Достает ПМ из кобуры, тыкает мне в броню:
– Правильно, я тебя убью.
Понимаю, что он ждет, что я отведу взгляд, стараюсь смотреть на него, даже улыбаюсь зачем-то. Ну смысл ему меня убивать? Ладно бы за дело, а мы только приехали, накосячить физически не успели. Понимаю, что в глазах у него нет ничего, кроме желания меня ебнуть. И еще кого-нибудь в довесок.
– Ладно, ПТУР выдам позже тебе. Пока отдыхайте, не до вас.
Позже Макса забрали. Подошел командир помладше, задал пару вопросов и увез Макса на передок. Ближайшие полтора месяца мы друг друга не увидим. Наверное, это и было самым страшным. Ни окружение, ни раскаты ствольной артиллерии не напрягали так, как неизвестность. Ты четко осознаешь, что попал в обстановку, в которой полностью лишен возможности распоряжаться своей судьбой. Мы с Максом планировали воевать вместе, бок о бок. Судьба и командиры решили иначе. И кто мы такие, чтобы спорить с ними? Ко мне тоже позже подошел познакомиться другой командир. Афганец по нации, «игровой» по масти (заключенный, который профессионально играет в азартные игры. – Ред.). Порядочный арестант в общем.

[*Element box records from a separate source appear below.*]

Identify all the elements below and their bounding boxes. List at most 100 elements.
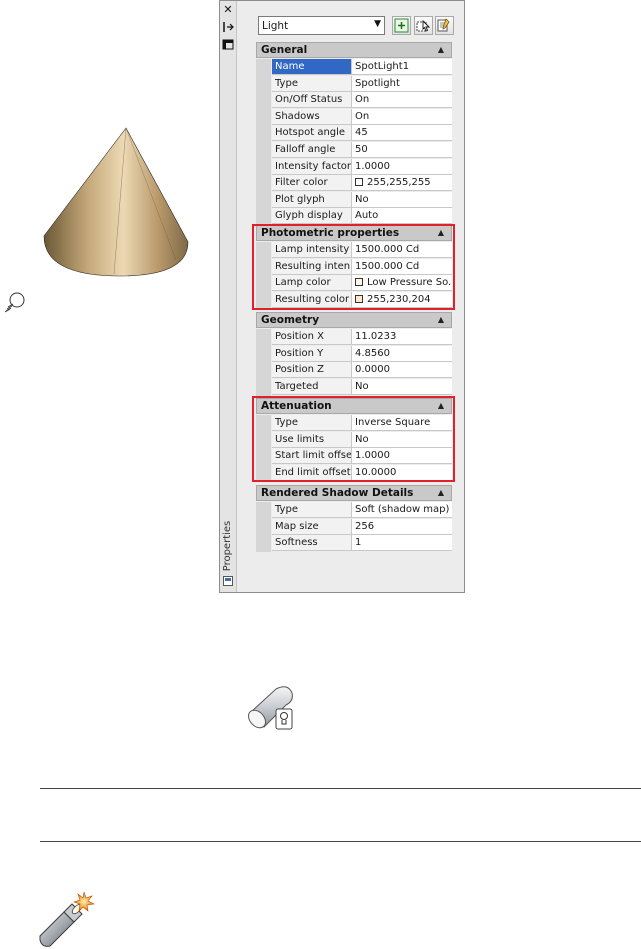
- palette-properties-icon[interactable]: [223, 576, 233, 586]
- section-header-label: Rendered Shadow Details: [261, 487, 414, 499]
- close-icon[interactable]: ✕: [222, 4, 234, 16]
- property-value[interactable]: 255,230,204: [352, 291, 452, 308]
- property-value[interactable]: 0.0000: [352, 362, 452, 379]
- property-value[interactable]: 1.0000: [352, 448, 452, 465]
- property-value[interactable]: On: [352, 92, 452, 109]
- property-row-position-y[interactable]: Position Y 4.8560: [256, 345, 452, 363]
- collapse-caret-icon[interactable]: ▲: [438, 226, 444, 240]
- property-label: Type: [272, 502, 352, 518]
- section-header-rendered-shadow-details[interactable]: Rendered Shadow Details ▲: [256, 485, 452, 501]
- collapse-caret-icon[interactable]: ▲: [438, 399, 444, 413]
- property-label: Filter color: [272, 175, 352, 192]
- section-header-attenuation[interactable]: Attenuation ▲: [256, 398, 452, 414]
- property-value[interactable]: 4.8560: [352, 345, 452, 362]
- property-row-name[interactable]: Name SpotLight1: [256, 59, 452, 76]
- property-value[interactable]: 255,255,255: [352, 175, 452, 192]
- property-row-targeted[interactable]: Targeted No: [256, 378, 452, 396]
- property-row-resulting-color[interactable]: Resulting color 255,230,204: [256, 291, 452, 309]
- property-row-lamp-intensity[interactable]: Lamp intensity 1500.000 Cd: [256, 242, 452, 259]
- property-row-filter-color[interactable]: Filter color 255,255,255: [256, 175, 452, 193]
- property-row-hotspot-angle[interactable]: Hotspot angle 45: [256, 125, 452, 143]
- property-value[interactable]: 1500.000 Cd: [352, 242, 452, 258]
- property-value[interactable]: 11.0233: [352, 329, 452, 345]
- property-label: Softness: [272, 535, 352, 552]
- property-row-position-x[interactable]: Position X 11.0233: [256, 329, 452, 346]
- property-value[interactable]: On: [352, 108, 452, 125]
- property-row-plot-glyph[interactable]: Plot glyph No: [256, 191, 452, 209]
- property-row-type[interactable]: Type Soft (shadow map): [256, 502, 452, 519]
- property-value[interactable]: No: [352, 431, 452, 448]
- color-swatch: [355, 294, 363, 303]
- property-row-on-off-status[interactable]: On/Off Status On: [256, 92, 452, 110]
- property-value[interactable]: 45: [352, 125, 452, 142]
- pickadd-toggle-button[interactable]: [392, 16, 411, 35]
- collapse-caret-icon[interactable]: ▲: [438, 43, 444, 57]
- row-gutter: [256, 92, 271, 110]
- property-value-text: 255,230,204: [367, 293, 431, 305]
- property-row-lamp-color[interactable]: Lamp color Low Pressure So...: [256, 275, 452, 293]
- property-value[interactable]: 10.0000: [352, 464, 452, 481]
- spotlight-cone-illustration: [43, 127, 189, 277]
- property-value[interactable]: 1.0000: [352, 158, 452, 175]
- property-value[interactable]: 256: [352, 518, 452, 535]
- property-value[interactable]: Spotlight: [352, 75, 452, 92]
- row-gutter: [256, 464, 271, 482]
- property-row-type[interactable]: Type Spotlight: [256, 75, 452, 93]
- property-row-end-limit-offset[interactable]: End limit offset 10.0000: [256, 464, 452, 482]
- property-value-text: 4.8560: [355, 347, 390, 359]
- color-swatch: [355, 278, 363, 287]
- quick-select-button[interactable]: [435, 16, 454, 35]
- divider-line: [40, 788, 641, 789]
- property-value-text: Inverse Square: [355, 417, 431, 428]
- property-label: Position Y: [272, 345, 352, 362]
- property-value[interactable]: No: [352, 191, 452, 208]
- row-gutter: [256, 291, 271, 309]
- property-label: Type: [272, 75, 352, 92]
- properties-menu-icon[interactable]: [222, 38, 234, 50]
- property-row-position-z[interactable]: Position Z 0.0000: [256, 362, 452, 380]
- autohide-icon[interactable]: [222, 21, 234, 33]
- property-value[interactable]: Inverse Square: [352, 415, 452, 431]
- property-row-resulting-inten[interactable]: Resulting inten... 1500.000 Cd: [256, 258, 452, 276]
- property-row-glyph-display[interactable]: Glyph display Auto: [256, 208, 452, 226]
- property-label: Resulting color: [272, 291, 352, 308]
- property-value[interactable]: Low Pressure So...: [352, 275, 452, 292]
- property-row-start-limit-offset[interactable]: Start limit offset 1.0000: [256, 448, 452, 466]
- property-value[interactable]: No: [352, 378, 452, 395]
- color-swatch: [355, 178, 363, 187]
- property-value-text: No: [355, 193, 369, 205]
- property-row-shadows[interactable]: Shadows On: [256, 108, 452, 126]
- section-header-geometry[interactable]: Geometry ▲: [256, 312, 452, 328]
- property-row-falloff-angle[interactable]: Falloff angle 50: [256, 142, 452, 159]
- section-header-general[interactable]: General ▲: [256, 42, 452, 58]
- property-label: Falloff angle: [272, 142, 352, 158]
- property-value[interactable]: 1: [352, 535, 452, 552]
- property-value[interactable]: Soft (shadow map): [352, 502, 452, 518]
- property-row-intensity-factor[interactable]: Intensity factor 1.0000: [256, 158, 452, 176]
- property-value[interactable]: 1500.000 Cd: [352, 258, 452, 275]
- row-gutter: [256, 125, 271, 143]
- object-type-dropdown[interactable]: Light ▼: [258, 16, 385, 35]
- property-value-text: 1: [355, 537, 362, 549]
- row-gutter: [256, 535, 271, 553]
- property-value[interactable]: SpotLight1: [352, 59, 452, 75]
- property-label: Lamp color: [272, 275, 352, 292]
- section-header-photometric-properties[interactable]: Photometric properties ▲: [256, 225, 452, 241]
- property-label: Use limits: [272, 431, 352, 448]
- select-objects-button[interactable]: [414, 16, 433, 35]
- collapse-caret-icon[interactable]: ▲: [438, 313, 444, 327]
- property-label: Plot glyph: [272, 191, 352, 208]
- property-value[interactable]: 50: [352, 142, 452, 158]
- property-row-map-size[interactable]: Map size 256: [256, 518, 452, 536]
- property-value[interactable]: Auto: [352, 208, 452, 225]
- property-value-text: Spotlight: [355, 77, 400, 89]
- property-value-text: 1.0000: [355, 450, 390, 462]
- collapse-caret-icon[interactable]: ▲: [438, 486, 444, 500]
- property-row-use-limits[interactable]: Use limits No: [256, 431, 452, 449]
- property-row-type[interactable]: Type Inverse Square: [256, 415, 452, 432]
- row-gutter: [256, 448, 271, 466]
- row-gutter: [256, 518, 271, 536]
- property-value-text: No: [355, 380, 369, 392]
- palette-title: Properties: [222, 520, 233, 572]
- property-row-softness[interactable]: Softness 1: [256, 535, 452, 553]
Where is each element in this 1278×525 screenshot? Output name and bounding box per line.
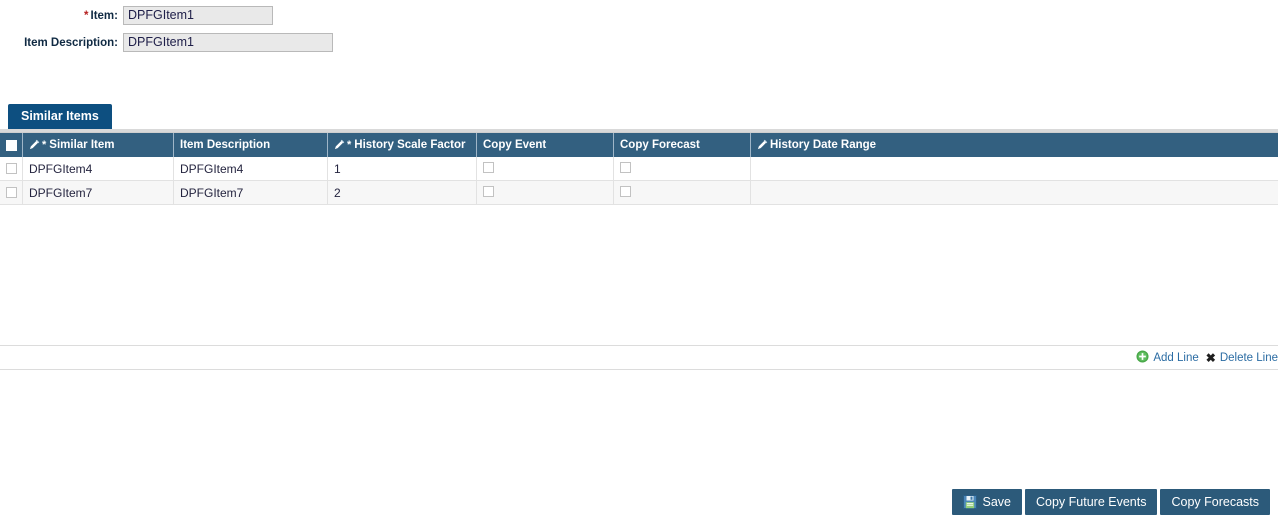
item-form-row: * Item: xyxy=(0,2,1278,29)
select-all-checkbox[interactable] xyxy=(5,139,17,151)
column-header-label: History Scale Factor xyxy=(354,139,466,151)
add-line-button[interactable]: Add Line xyxy=(1136,349,1199,366)
item-label-text: Item: xyxy=(90,9,118,22)
cell-history-scale-factor[interactable]: 2 xyxy=(327,180,476,205)
cell-copy-event[interactable] xyxy=(476,156,613,181)
grid-select-all-cell[interactable] xyxy=(0,133,22,157)
required-asterisk: * xyxy=(84,9,89,22)
copy-future-events-button[interactable]: Copy Future Events xyxy=(1025,489,1158,515)
grid-toolbar: Add Line ✖ Delete Line xyxy=(0,345,1278,370)
floppy-disk-icon xyxy=(962,495,977,509)
row-select-cell[interactable] xyxy=(0,157,22,181)
column-header-label: History Date Range xyxy=(770,139,877,151)
delete-line-button[interactable]: ✖ Delete Line xyxy=(1206,351,1278,365)
copy-forecasts-button[interactable]: Copy Forecasts xyxy=(1160,489,1270,515)
column-header-copy-forecast[interactable]: Copy Forecast xyxy=(613,133,750,157)
column-header-item-description[interactable]: Item Description xyxy=(173,133,327,157)
footer-button-bar: Save Copy Future Events Copy Forecasts xyxy=(0,489,1278,515)
row-select-checkbox[interactable] xyxy=(5,163,17,174)
item-field[interactable] xyxy=(123,6,273,25)
cell-copy-forecast[interactable] xyxy=(613,156,750,181)
cell-copy-forecast[interactable] xyxy=(613,180,750,205)
copy-forecast-checkbox[interactable] xyxy=(620,185,631,197)
column-header-copy-event[interactable]: Copy Event xyxy=(476,133,613,157)
pencil-icon xyxy=(29,135,40,157)
copy-forecast-checkbox[interactable] xyxy=(620,161,631,173)
item-description-label: Item Description: xyxy=(24,36,118,49)
column-header-history-date-range[interactable]: History Date Range xyxy=(750,133,1278,157)
save-button-label: Save xyxy=(982,495,1012,509)
grid-empty-space xyxy=(0,205,1278,345)
required-asterisk: * xyxy=(42,139,47,151)
plus-circle-icon xyxy=(1136,349,1149,366)
pencil-icon xyxy=(757,135,768,157)
copy-event-checkbox[interactable] xyxy=(483,185,494,197)
similar-items-panel: Similar Items * Similar Item Item Descrip… xyxy=(0,104,1278,370)
tab-similar-items[interactable]: Similar Items xyxy=(8,104,112,129)
column-header-similar-item[interactable]: * Similar Item xyxy=(22,133,173,157)
cell-similar-item[interactable]: DPFGItem4 xyxy=(22,156,173,181)
column-header-history-scale-factor[interactable]: * History Scale Factor xyxy=(327,133,476,157)
item-label: * Item: xyxy=(0,10,123,22)
cell-similar-item[interactable]: DPFGItem7 xyxy=(22,180,173,205)
item-form: *Item: Item Description: xyxy=(0,0,1278,56)
delete-line-label: Delete Line xyxy=(1219,351,1278,364)
column-header-label: Item Description xyxy=(180,139,271,151)
similar-items-grid: * Similar Item Item Description * History … xyxy=(0,133,1278,370)
cell-history-date-range[interactable] xyxy=(750,180,1278,205)
column-header-label: Similar Item xyxy=(49,139,115,151)
pencil-icon xyxy=(334,135,345,157)
cell-item-description[interactable]: DPFGItem7 xyxy=(173,180,327,205)
cell-history-scale-factor[interactable]: 1 xyxy=(327,156,476,181)
cell-item-description[interactable]: DPFGItem4 xyxy=(173,156,327,181)
cell-history-date-range[interactable] xyxy=(750,156,1278,181)
table-row[interactable]: DPFGItem4 DPFGItem4 1 xyxy=(0,156,1278,181)
save-button[interactable]: Save xyxy=(951,489,1022,515)
required-asterisk: * xyxy=(347,139,352,151)
copy-forecasts-label: Copy Forecasts xyxy=(1171,495,1259,509)
cell-copy-event[interactable] xyxy=(476,180,613,205)
item-description-field[interactable] xyxy=(123,33,333,52)
row-select-checkbox[interactable] xyxy=(5,187,17,198)
x-icon: ✖ xyxy=(1205,350,1216,365)
column-header-label: Copy Event xyxy=(483,139,547,151)
grid-header-row: * Similar Item Item Description * History … xyxy=(0,133,1278,157)
table-row[interactable]: DPFGItem7 DPFGItem7 2 xyxy=(0,180,1278,205)
copy-future-events-label: Copy Future Events xyxy=(1036,495,1147,509)
copy-event-checkbox[interactable] xyxy=(483,161,494,173)
row-select-cell[interactable] xyxy=(0,181,22,205)
column-header-label: Copy Forecast xyxy=(620,139,700,151)
item-description-form-row: Item Description: xyxy=(0,29,1278,56)
tab-strip: Similar Items xyxy=(0,104,1278,129)
add-line-label: Add Line xyxy=(1153,351,1199,364)
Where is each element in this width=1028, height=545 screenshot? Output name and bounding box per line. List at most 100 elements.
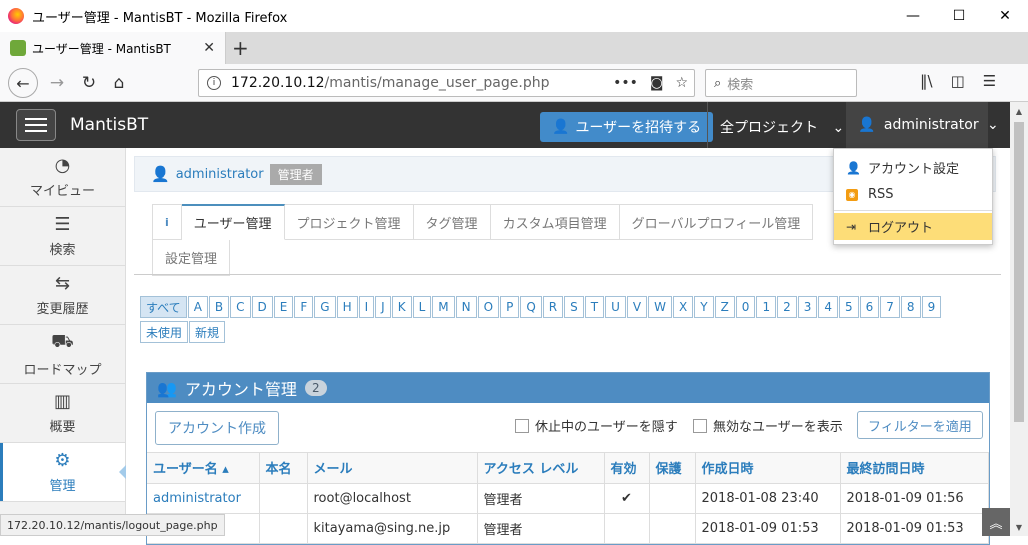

– Если будешь хуевертить, я тебя ебну. ПТУР я тебе искать иду.
– Мне с тобой?
– Нет.
– Тут ждать?
– Сиди тут, жди.
Говорил он с жестким акцентом, сначала я его почти не понимал. Но несмотря на то что, как и другой командир, афганец тоже грозился меня убить, я ему понравился. Он пришел через час довольный, сказал, что ПТУР не нашел и я могу пока отдыхать, на сегодня война отменяется. Меня назначили старшим расчета и выдали двух бойцов из тех, с кем я приехал. Ну отлично. Со своими буду. Решили поесть сухпай, что нам выдали еще по приезду. Один из моих возмущается:
– Почему тут все зэки? Я с зэками не хочу!
– Ну ты и не с зэками, ты со мной, чего ты переживаешь.